What this actually teaches

This is the most dangerous shape AI-built code takes, because the wrong frame is comfortable. “Each crash is its own bug” is a frame that lets you make progress. You fix one, you fix the next, the crash graph goes down, and it feels like the work is working. It works well enough to survive, which is exactly why it survives. The only thing that exposes it is stepping back and asking a question no stack trace asks: why here, again? What produced all three?

This story indicts AI twice. First the structure. A pile of maps all keyed by index is a hallmark of AI-grown code: each time a feature needs some per-page data, the model adds another map keyed the same way, because that matches the last one, and it never proposes collapsing them into a single source of truth. The maps accrete, and every one is a fresh chance to drift.

Then the fix. Paste an AI a stack trace and it will add a guard for that exact trace, fluently, with a reasonable comment, and stop. It patches the symptom because the symptom is what you showed it. It does not step back and name the cause, because naming the cause means questioning the shape of the whole thing, and fluent reasoning aimed at the wrong frame just produces more convincing guards, faster. You can whack the moles for a long time before anything makes you ask where they come from.

So when the same area crashes three times, stop fixing crashes. The repetition is the signal. Three symptoms at one address is almost never three bugs. It is one structure generating them, and the fix is not another guard. It is naming the thing the guards were catching.

The receipts, public

Band-aid one: a guard for the iOS tap crash, JS-4 (2026-06-01)d970560
Band-aids two and three: guards for JS-7 and JS-8 (2026-06-04)5bee38d
The reframe: mutatePages(), one place that re-keys every map by reference (2026-06-09)0441856

Why do I keep patching the same crash?

Usually because the patches are at the wrong layer. If several crashes share one root cause, a guard for each will stop its own stack trace and none will fix the cause, so the next crash of that family is only a matter of time. The fix is to name the shared cause, not to guard each trace.

What is state drift?

When two pieces of state that are supposed to agree fall out of sync.

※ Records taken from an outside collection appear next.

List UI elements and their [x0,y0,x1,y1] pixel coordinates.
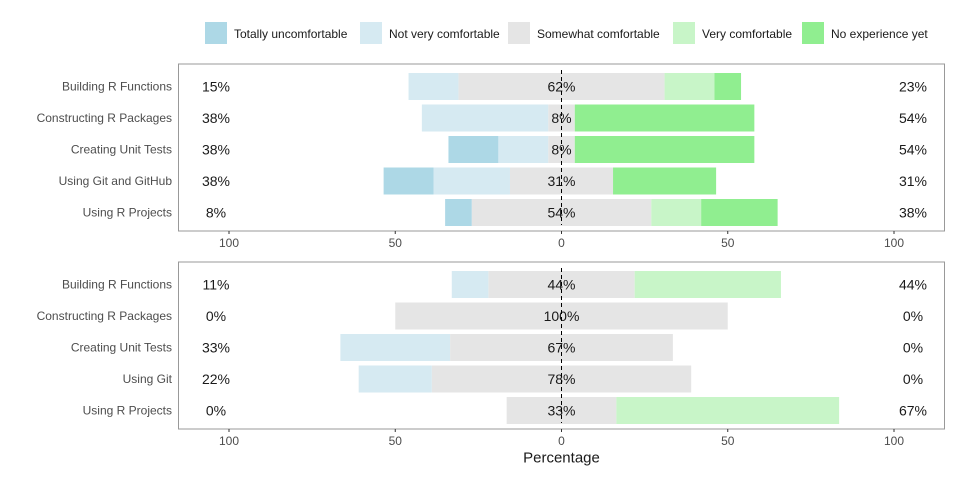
panel-2-bar-5-seg-4 [616,397,840,424]
panel-1-center-pct-label: 31% [547,173,575,189]
panel-1-left-pct-label: 38% [202,110,230,126]
legend-label-5: No experience yet [831,27,928,41]
panel-1-bar-5-seg-1 [445,199,472,226]
panel-1-tick-label: 0 [558,236,565,250]
panel-1-bar-4-neutral-right [561,167,614,195]
panel-1-left-pct-label: 8% [206,205,226,221]
panel-1-category-label: Using R Projects [83,206,172,220]
panel-2-bar-5-neutral-left [506,397,562,424]
panel-1-bar-2-neutral-left [548,104,562,132]
panel-1-bar-3-seg-1 [448,136,499,163]
panel-2-bar-4-neutral-right [561,365,692,393]
panel-2-right-pct-label: 0% [903,308,923,324]
panel-1-bar-2-seg-5 [574,104,755,132]
panel-1-left-pct-label: 38% [202,173,230,189]
panel-2-bar-3-neutral-left [450,334,562,361]
panel-1-right-pct-label: 54% [899,110,927,126]
legend-label-4: Very comfortable [702,27,792,41]
panel-1-bar-2-seg-2 [421,104,549,132]
panel-2-right-pct-label: 44% [899,277,927,293]
panel-2-left-pct-label: 22% [202,371,230,387]
panel-1-bar-2-neutral-right [561,104,575,132]
panel-1-bar-4-seg-5 [613,167,717,195]
panel-1-bar-4-seg-1 [383,167,434,195]
panel-2-bar-1-seg-2 [451,271,489,298]
panel-2-tick-label: 50 [389,434,403,448]
panel-2-category-label: Building R Functions [62,278,172,292]
panel-1-bar-1-seg-4 [664,73,715,100]
x-axis-title: Percentage [523,450,600,467]
panel-1-bar-4-neutral-left [509,167,562,195]
panel-2-bar-2-neutral-left [395,302,562,330]
panel-1-tick-label: 50 [721,236,735,250]
panel-2-bar-1-neutral-left [488,271,562,298]
panel-2-tick-label: 0 [558,434,565,448]
panel-1-right-pct-label: 23% [899,79,927,95]
panel-2-center-pct-label: 100% [544,308,580,324]
panel-1-category-label: Constructing R Packages [37,111,172,125]
panel-2-tick-label: 100 [219,434,239,448]
panel-1-center-pct-label: 8% [551,110,571,126]
panel-2-right-pct-label: 0% [903,340,923,356]
legend-label-3: Somewhat comfortable [537,27,660,41]
panel-1-bar-3-seg-2 [498,136,549,163]
legend-label-2: Not very comfortable [389,27,500,41]
panel-2-left-pct-label: 0% [206,308,226,324]
panel-1-bar-5-neutral-right [561,199,652,226]
panel-2-bar-5-neutral-right [561,397,617,424]
panel-1-bar-1-seg-2 [408,73,459,100]
panel-1-right-pct-label: 38% [899,205,927,221]
panel-1-bar-4-seg-2 [433,167,510,195]
panel-2-right-pct-label: 67% [899,403,927,419]
panel-1-category-label: Using Git and GitHub [59,174,173,188]
panel-1-bar-3-seg-5 [574,136,755,163]
panel-2-bar-3-neutral-right [561,334,673,361]
legend-swatch-2 [360,22,382,44]
panel-1-right-pct-label: 54% [899,142,927,158]
panel-2-bar-1-seg-4 [634,271,781,298]
panel-1-category-label: Creating Unit Tests [71,143,172,157]
panel-2-tick-label: 50 [721,434,735,448]
panel-1-right-pct-label: 31% [899,173,927,189]
panel-2-left-pct-label: 11% [203,277,230,293]
panel-1-tick-label: 100 [219,236,239,250]
panel-2-left-pct-label: 0% [206,403,226,419]
panel-1-category-label: Building R Functions [62,80,172,94]
panel-2-category-label: Using Git [123,372,173,386]
legend-label-1: Totally uncomfortable [234,27,348,41]
panel-2-category-label: Using R Projects [83,404,172,418]
panel-1-tick-label: 50 [389,236,403,250]
panel-1-left-pct-label: 38% [202,142,230,158]
panel-2-bar-4-seg-2 [358,365,432,393]
panel-1-bar-5-seg-4 [651,199,702,226]
panel-1-bar-5-neutral-left [471,199,562,226]
legend-swatch-3 [508,22,530,44]
panel-2-category-label: Constructing R Packages [37,309,172,323]
legend-swatch-5 [802,22,824,44]
panel-2-left-pct-label: 33% [202,340,230,356]
panel-2-category-label: Creating Unit Tests [71,341,172,355]
panel-1-bar-3-neutral-right [561,136,575,163]
panel-2-tick-label: 100 [884,434,904,448]
panel-1-bar-1-neutral-right [561,73,665,100]
panel-2-bar-2-neutral-right [561,302,728,330]
legend-swatch-1 [205,22,227,44]
panel-2-bar-4-neutral-left [431,365,562,393]
panel-1-bar-3-neutral-left [548,136,562,163]
panel-1-tick-label: 100 [884,236,904,250]
panel-2-bar-3-seg-2 [340,334,451,361]
panel-1-bar-5-seg-5 [701,199,778,226]
panel-2-bar-1-neutral-right [561,271,635,298]
panel-1-bar-1-seg-5 [714,73,742,100]
panel-1-left-pct-label: 15% [202,79,230,95]
panel-2-right-pct-label: 0% [903,371,923,387]
panel-1-bar-1-neutral-left [458,73,562,100]
panel-2-center-pct-label: 78% [547,371,575,387]
legend-swatch-4 [673,22,695,44]
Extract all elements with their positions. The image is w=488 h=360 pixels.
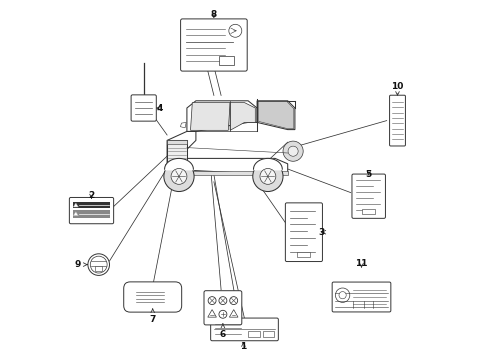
Circle shape bbox=[229, 297, 237, 305]
Text: 7: 7 bbox=[149, 309, 156, 324]
Polygon shape bbox=[170, 171, 287, 175]
Circle shape bbox=[88, 254, 109, 275]
Text: 9: 9 bbox=[75, 260, 87, 269]
FancyBboxPatch shape bbox=[389, 95, 405, 146]
Polygon shape bbox=[73, 203, 78, 207]
Circle shape bbox=[252, 161, 283, 192]
Circle shape bbox=[163, 161, 194, 192]
FancyBboxPatch shape bbox=[219, 56, 234, 65]
Text: 3: 3 bbox=[318, 228, 325, 237]
FancyBboxPatch shape bbox=[351, 174, 385, 218]
Polygon shape bbox=[167, 158, 287, 175]
Circle shape bbox=[260, 168, 275, 184]
FancyBboxPatch shape bbox=[362, 209, 374, 214]
Text: 5: 5 bbox=[365, 170, 371, 179]
FancyBboxPatch shape bbox=[297, 252, 310, 257]
Circle shape bbox=[171, 168, 186, 184]
Polygon shape bbox=[190, 103, 230, 130]
Circle shape bbox=[219, 297, 226, 305]
Polygon shape bbox=[165, 164, 187, 169]
Text: 1: 1 bbox=[240, 342, 246, 351]
Polygon shape bbox=[257, 101, 294, 130]
FancyBboxPatch shape bbox=[95, 266, 102, 271]
Polygon shape bbox=[229, 310, 238, 317]
Circle shape bbox=[283, 141, 303, 161]
FancyBboxPatch shape bbox=[73, 210, 110, 218]
Circle shape bbox=[335, 288, 349, 302]
Circle shape bbox=[338, 292, 346, 299]
Polygon shape bbox=[258, 102, 293, 129]
Polygon shape bbox=[230, 103, 255, 130]
Text: 10: 10 bbox=[390, 82, 403, 95]
Circle shape bbox=[208, 297, 216, 305]
Circle shape bbox=[287, 146, 298, 156]
FancyBboxPatch shape bbox=[262, 330, 273, 337]
Polygon shape bbox=[207, 310, 216, 317]
FancyBboxPatch shape bbox=[69, 197, 113, 224]
FancyBboxPatch shape bbox=[180, 19, 247, 71]
FancyBboxPatch shape bbox=[210, 318, 278, 341]
Polygon shape bbox=[180, 122, 186, 128]
Polygon shape bbox=[73, 212, 78, 216]
FancyBboxPatch shape bbox=[131, 95, 156, 121]
Polygon shape bbox=[167, 140, 186, 144]
Circle shape bbox=[228, 24, 241, 37]
FancyBboxPatch shape bbox=[331, 282, 390, 312]
FancyBboxPatch shape bbox=[123, 282, 182, 312]
Text: 8: 8 bbox=[210, 10, 217, 19]
Polygon shape bbox=[167, 131, 196, 158]
Polygon shape bbox=[186, 101, 257, 131]
Text: 2: 2 bbox=[88, 191, 95, 199]
Text: 6: 6 bbox=[219, 324, 225, 338]
FancyBboxPatch shape bbox=[203, 291, 241, 325]
Circle shape bbox=[219, 310, 226, 318]
FancyBboxPatch shape bbox=[73, 202, 110, 208]
Circle shape bbox=[90, 256, 107, 273]
FancyBboxPatch shape bbox=[285, 203, 322, 261]
Text: 4: 4 bbox=[156, 104, 163, 112]
FancyBboxPatch shape bbox=[247, 330, 259, 337]
Text: 11: 11 bbox=[354, 259, 367, 268]
Polygon shape bbox=[167, 140, 186, 164]
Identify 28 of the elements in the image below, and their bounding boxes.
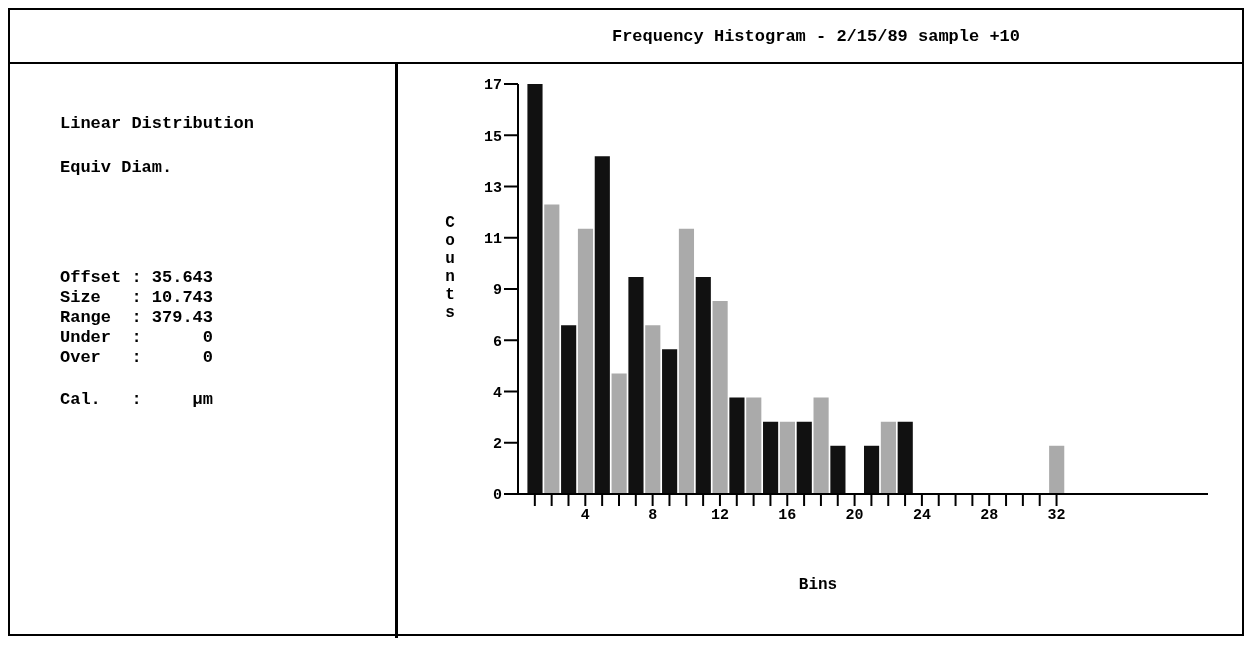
chart-title: Frequency Histogram - 2/15/89 sample +10 — [10, 10, 1242, 64]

In our case several maps were all keyed by page index; any code path that changed the list of pages but forgot to re-key one map left that map pointing at the wrong page, and the next read crashed or showed the wrong thing.

Why does AI-generated code keep breaking in the same place?

Because AI patches symptoms. Paste it a stack trace and it adds a guard for that exact trace, confidently and plausibly, then stops. It rarely steps back to ask what structure produced the crash, so the structure stays and produces the next one. More reasoning aimed at the wrong frame just generates more convincing wrong fixes, faster.